August 27, 2018

‘Greener’ anesthesia making a difference

One of our departments greened the anesthesia used in surgery, dramatically reducing its carbon emissions.

The Kaiser Permanente Diablo Area Anesthesia Department has been working hard to reduce its carbon footprint by greening the anesthesia used in surgery. The department has switched from using Desflurane, which remains in the atmosphere for 10 years, to Sevoflurane, which lasts just one year.

“By making a conscious choice to use more environmentally friendly anesthesia gas, we have reduced our carbon footprint significantly,” said Jeff Ghassemi, MD, chief of anesthesia. “From 2016 through the end of 2017, we have seen the reduction in greenhouse gas/CO2 emissions of 524 metric tons.”

For comparison, 524 metric tons of CO2 is the equivalent of:

  • 112 cars driven for one year
  • Nearly 1.3 million miles driven by an average passenger vehicle
  • Almost 60,000 gallons of gasoline consumed
  • One year’s worth of energy usage for 56 homes

On a day-to-day basis, the comparison is even clearer. “One hour of Desflurane use is equivalent to nearly 450 miles of driving, while one hour of Sevoflurane is equivalent to a little less than 8 miles of driving,” said Ed Cha, MD, anesthesiologist and department liaison to the Pharmacy & Therapeutics Committee.

Greening the operating room was not the only benefit of switching to Sevoflurane — it costs less, too. As a region, the anesthesia specialty has saved more than $400,000 by switching, despite an overall increase in OR caseload of 12 percent.

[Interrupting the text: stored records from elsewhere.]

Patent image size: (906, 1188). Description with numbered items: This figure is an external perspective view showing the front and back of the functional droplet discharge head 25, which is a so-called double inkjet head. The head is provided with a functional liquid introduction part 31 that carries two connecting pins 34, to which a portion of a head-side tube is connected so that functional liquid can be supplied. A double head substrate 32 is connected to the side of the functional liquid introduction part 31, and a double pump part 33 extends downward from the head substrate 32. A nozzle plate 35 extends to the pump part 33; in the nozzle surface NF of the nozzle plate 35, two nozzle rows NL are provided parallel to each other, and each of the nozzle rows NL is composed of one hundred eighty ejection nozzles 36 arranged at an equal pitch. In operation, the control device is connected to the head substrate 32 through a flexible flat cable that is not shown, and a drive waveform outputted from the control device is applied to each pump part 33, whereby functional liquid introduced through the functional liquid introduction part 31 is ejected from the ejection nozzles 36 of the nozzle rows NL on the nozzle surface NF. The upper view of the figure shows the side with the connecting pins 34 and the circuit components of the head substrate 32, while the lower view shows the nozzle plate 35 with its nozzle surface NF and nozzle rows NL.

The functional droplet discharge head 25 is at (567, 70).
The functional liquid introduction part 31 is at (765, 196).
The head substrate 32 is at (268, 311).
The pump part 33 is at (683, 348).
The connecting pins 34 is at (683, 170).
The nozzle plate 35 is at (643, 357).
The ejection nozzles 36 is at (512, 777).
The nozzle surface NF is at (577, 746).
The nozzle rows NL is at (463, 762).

“The anesthesia chiefs in 2015 decided to eliminate the use of Desflorane because of its greenhouse effect and cost. Since then we have reduced its use by 83 percent regionwide. We should eliminate all use by 2019,” explained Alan Zneimer, MD, chief of anesthesia in the Greater Southern Alameda Area and chair of the chiefs in the Northern California Region.

Putting the cookie jar out of reach

After a performance improvement meeting in fall 2016, Diablo’s OR Department met as a group and decided to voluntarily eliminate Desflurane by the end of the year.

“This represents a significant change in practice, and required the teamwork and motivation of a large department of nurse anesthetists, physician anesthesiologists and anesthesia techs,” said anesthesiologist Cynthia Rahn, MD.

Switching anesthesia isn’t as simple as it sounds. Many providers were more comfortable using Desflurane because they had trained with it. Sevoflurane takes effect a bit more slowly and takes a little longer to wear off, and for these reasons practitioners considered Desflurane easier and more convenient to use.

It took the department working together to tweak the system to accommodate the slightly longer onset and post-surgery wait times. “When providers time it right, they can achieve similar efficiency with Sevoflurane, and it has an excellent safety record,” said Amy Bode, certified registered nurse anesthetist.

“To make it work, this had to be driven by those making the choices in the OR every day,” said Dr. Ghassemi.

Physician anesthesiologists and nurse anesthetists came up with a plan to keep Desflurane available as an option but remove it from the OR and place it in a nearby storage room. Meanwhile, Sevoflurane was kept right at hand in the OR.

“We agreed to put the ‘cookie jar’ out of reach,” said Brett Coleman, CRNA. “That little bump in activation energy required to use Desflurane helped us combat a tendency to go with what’s easier but is overall more harmful to the planet.”

Kaiser Permanente as a whole has pledged to become carbon neutral 2020, which is only 2 years away. And the Diablo Anesthesia Department is proud to be part of that. “We’re doing our part, one anesthetic at a time,” said Jacqueline Crist, CRNA.